あの専務には物が分らないから、僕は黙っていてやったが、もし物の分る専務だったら、そして僕がそんな風に話をしたら、さぞ面白いだろうと、想像のうちで楽しんだのさ。叱られたお影で一寸面白い夢をみることが出来たのだ。」
「なあんだ、つまらない。」
 同僚に一笑されて、長谷部はそれが腑に落ちない顔付をした。
 そのことがやがて、退屈な会社の中では、噂話の一つとなった。
 然し、考えてみると、もし会社の執務時間を長谷部が云う通りにしたら、それを最もよく利用するのは、恐らく利用しすぎて自分でも困るのは、長谷部自身だったろう。
 次のような話がある。
 それは彼が或る学校に勤めてる時のことだった。

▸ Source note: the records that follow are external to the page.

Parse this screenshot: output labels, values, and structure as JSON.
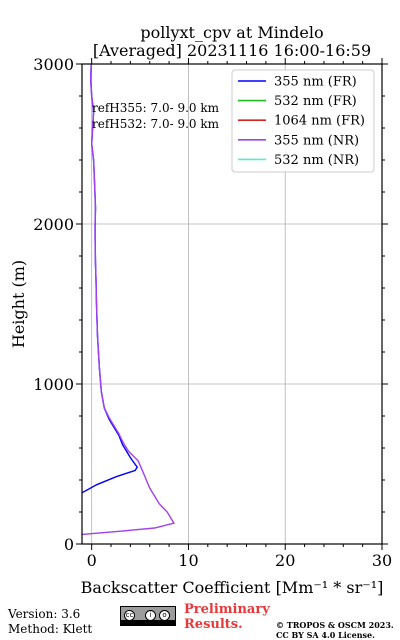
{
  "title_line1": "pollyxt_cpv at Mindelo",
  "title_line2": "[Averaged] 20231116 16:00-16:59",
  "footer": {
    "version": "Version: 3.6",
    "method": "Method: Klett",
    "preliminary_1": "Preliminary",
    "preliminary_2": "Results.",
    "copyright_1": "© TROPOS & OSCM 2023.",
    "copyright_2": "CC BY SA 4.0 License.",
    "preliminary_color": "#e8383a"
  },
  "chart_data": {
    "type": "line",
    "xlabel": "Backscatter Coefficient [Mm⁻¹ * sr⁻¹]",
    "ylabel": "Height (m)",
    "xlim": [
      -1,
      30
    ],
    "ylim": [
      0,
      3000
    ],
    "xticks": [
      0,
      10,
      20,
      30
    ],
    "xtick_labels": [
      "0",
      "10",
      "20",
      "30"
    ],
    "yticks": [
      0,
      1000,
      2000,
      3000
    ],
    "ytick_labels": [
      "0",
      "1000",
      "2000",
      "3000"
    ],
    "grid": true,
    "legend_position": "top-right",
    "annotations": [
      "refH355:  7.0- 9.0 km",
      "refH532:  7.0- 9.0 km"
    ],
    "series": [
      {
        "name": "355 nm (FR)",
        "color": "#0000ff",
        "x": [
          -1.0,
          0.5,
          2.5,
          4.5,
          4.7,
          4.0,
          3.2,
          2.8,
          2.3,
          1.8,
          1.3,
          1.0,
          0.8,
          0.6,
          0.5,
          0.45,
          0.4,
          0.35,
          0.35,
          0.4,
          0.3,
          0.2,
          0.0,
          0.1,
          0.2,
          0.0,
          -0.1,
          -0.05
        ],
        "y": [
          320,
          370,
          420,
          460,
          480,
          540,
          620,
          680,
          730,
          780,
          850,
          950,
          1100,
          1300,
          1500,
          1650,
          1750,
          1900,
          2000,
          2100,
          2250,
          2400,
          2500,
          2600,
          2700,
          2800,
          2900,
          3000
        ]
      },
      {
        "name": "532 nm (FR)",
        "color": "#22bb22",
        "x": [],
        "y": []
      },
      {
        "name": "1064 nm (FR)",
        "color": "#dd2222",
        "x": [],
        "y": []
      },
      {
        "name": "355 nm (NR)",
        "color": "#a040f0",
        "x": [
          -1.0,
          3.0,
          6.5,
          8.5,
          8.2,
          7.8,
          7.0,
          6.0,
          5.3,
          4.8,
          3.8,
          3.2,
          2.8,
          2.3,
          1.8,
          1.3,
          1.0,
          0.8,
          0.6,
          0.5,
          0.45,
          0.4,
          0.35,
          0.35,
          0.4,
          0.3,
          0.2,
          0.0,
          0.1,
          0.2,
          0.0,
          -0.1,
          -0.05
        ],
        "y": [
          60,
          80,
          100,
          130,
          160,
          200,
          250,
          350,
          450,
          520,
          580,
          640,
          690,
          740,
          790,
          850,
          950,
          1100,
          1300,
          1500,
          1650,
          1750,
          1900,
          2000,
          2100,
          2250,
          2400,
          2500,
          2600,
          2700,
          2800,
          2900,
          3000
        ]
      },
      {
        "name": "532 nm (NR)",
        "color": "#55eecc",
        "x": [],
        "y": []
      }
    ]
  }
}
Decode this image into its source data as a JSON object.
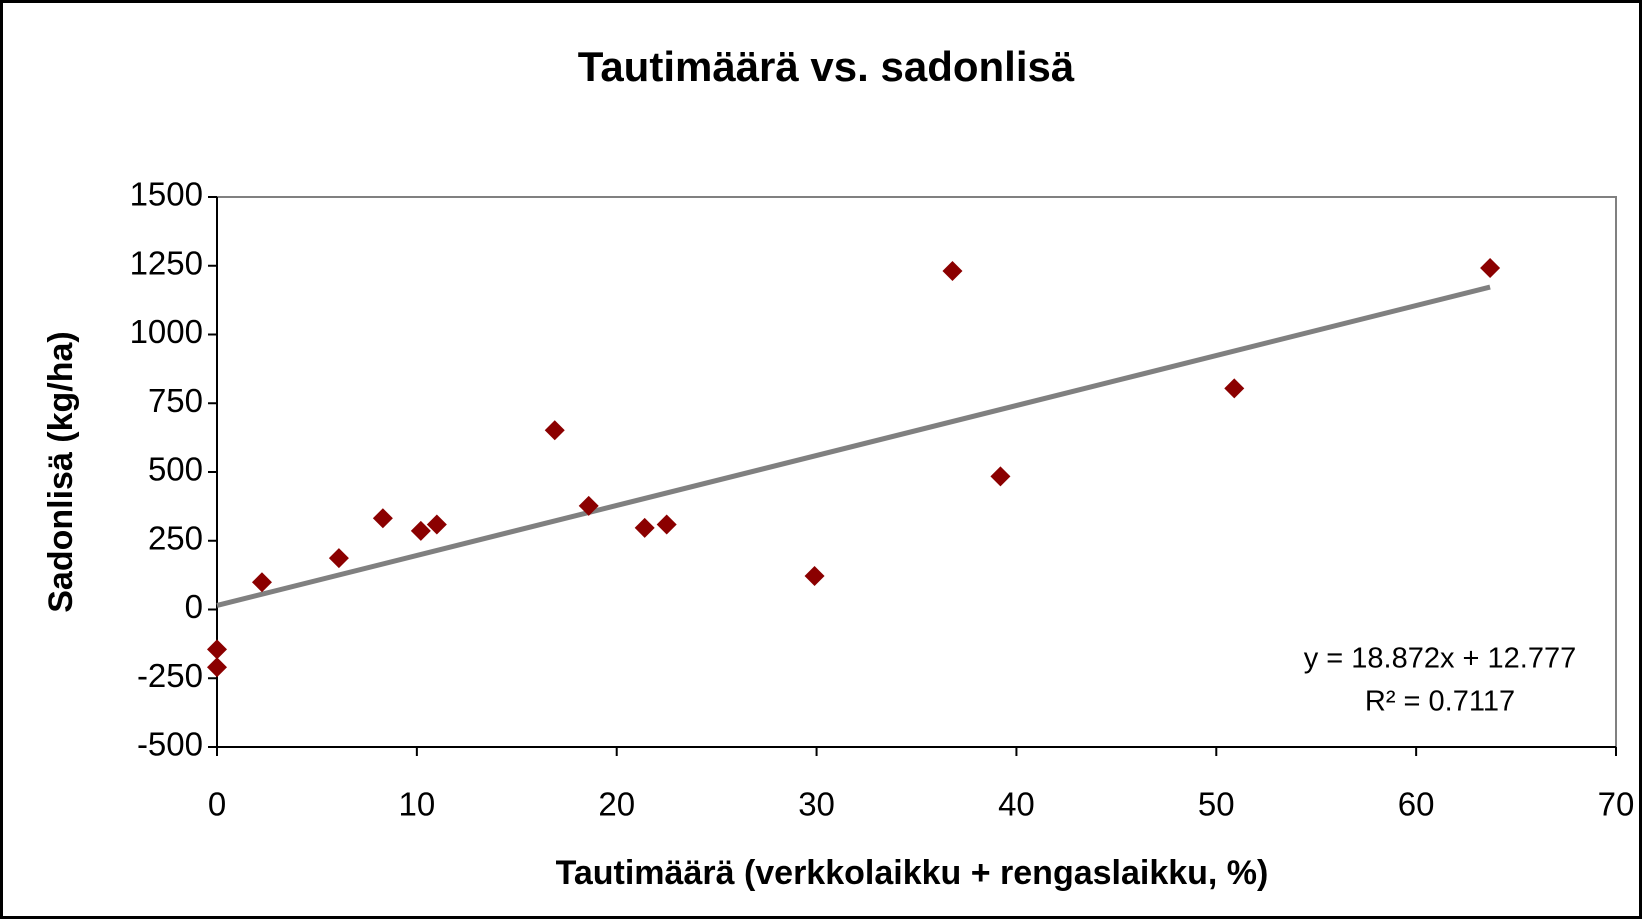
{
  "chart_data": {
    "type": "scatter",
    "title": "Tautimäärä vs. sadonlisä",
    "x_label": "Tautimäärä (verkkolaikku + rengaslaikku, %)",
    "y_label": "Sadonlisä (kg/ha)",
    "series": [
      {
        "name": "Sadonlisä",
        "color": "#8b0000",
        "x": [
          0,
          0,
          2.25,
          6.1,
          8.3,
          10.2,
          11.0,
          16.9,
          18.6,
          21.4,
          22.5,
          29.9,
          36.8,
          39.2,
          50.9,
          63.7
        ],
        "values": [
          -145,
          -210,
          99,
          187,
          332,
          286,
          309,
          652,
          377,
          297,
          309,
          122,
          1231,
          484,
          804,
          1242
        ]
      }
    ],
    "trendline": {
      "color": "#808080",
      "equation": "y = 18.872x + 12.777",
      "r_squared": "R² = 0.7117"
    },
    "xlim": [
      0,
      70
    ],
    "xticks": [
      0,
      10,
      20,
      30,
      40,
      50,
      60,
      70
    ],
    "ylim": [
      -500,
      1500
    ],
    "yticks": [
      -500,
      -250,
      0,
      250,
      500,
      750,
      1000,
      1250,
      1500
    ],
    "grid": false
  }
}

彼は会社を止して、ひどく食うに困って、先輩の世話で学校教師になったのだった。会社員は彼の柄でなかった……が、教師もまた彼の柄ではなかった。彼は教師中で一番欠勤が多かった。
 学期末の試験が済むと、各科目の担任教師は、一定の期日までに採点して報告しなければならなかった。期日を一日でも後らせば、成績発表に支障を来すのだった。
 長谷部は試験の答案を見るのがひどく嫌だった。いつも後れがちになった。学校からは催促が来た。で彼は愈々となった或る日、二百枚に近い答案を一日のうちに見てしまわなければならなかった。今日は誰が来ても不在だ、とそう家の人に頼んだ。
 七月の中ばのことで、晴れやかな日の光が縁先に落ちていた。その光の中に、赤い蟻が二三匹這い廻っていた。彼はそれにふと眼を止めて、蠅を叩き落してきて、蟻にやった。蟻は自分の身体の何十倍も大きい蠅を、三足四足引きずったが、引ききれなくなると、一寸その側を離れ、またすぐに戻ってきて、暫く嗅廻る風をして、こんどは一散に遠くへ走っていった。やがて、一群の蟻が、大きいのを所々に交えて、蠅の方へやって来て、まわりにたかるが早いか、ぐいぐい引張っていった。
 彼は立上って、更に幾匹もの蠅を叩き落してきて、蟻にやった。蟻の数は益々ふえてきた。一つの穴だけでなく、方々の穴から出て来た。そこらが真赤になるほどだった。小蟻が主として運搬にかかった。大蟻はそれを指揮するかのように、或はもっと餌物を探すかのように、あたりを駆け廻った。右と左とに引張り合ってるのがあると、大蟻が一寸加勢して、すぐに味方の方へ勝目を与えた。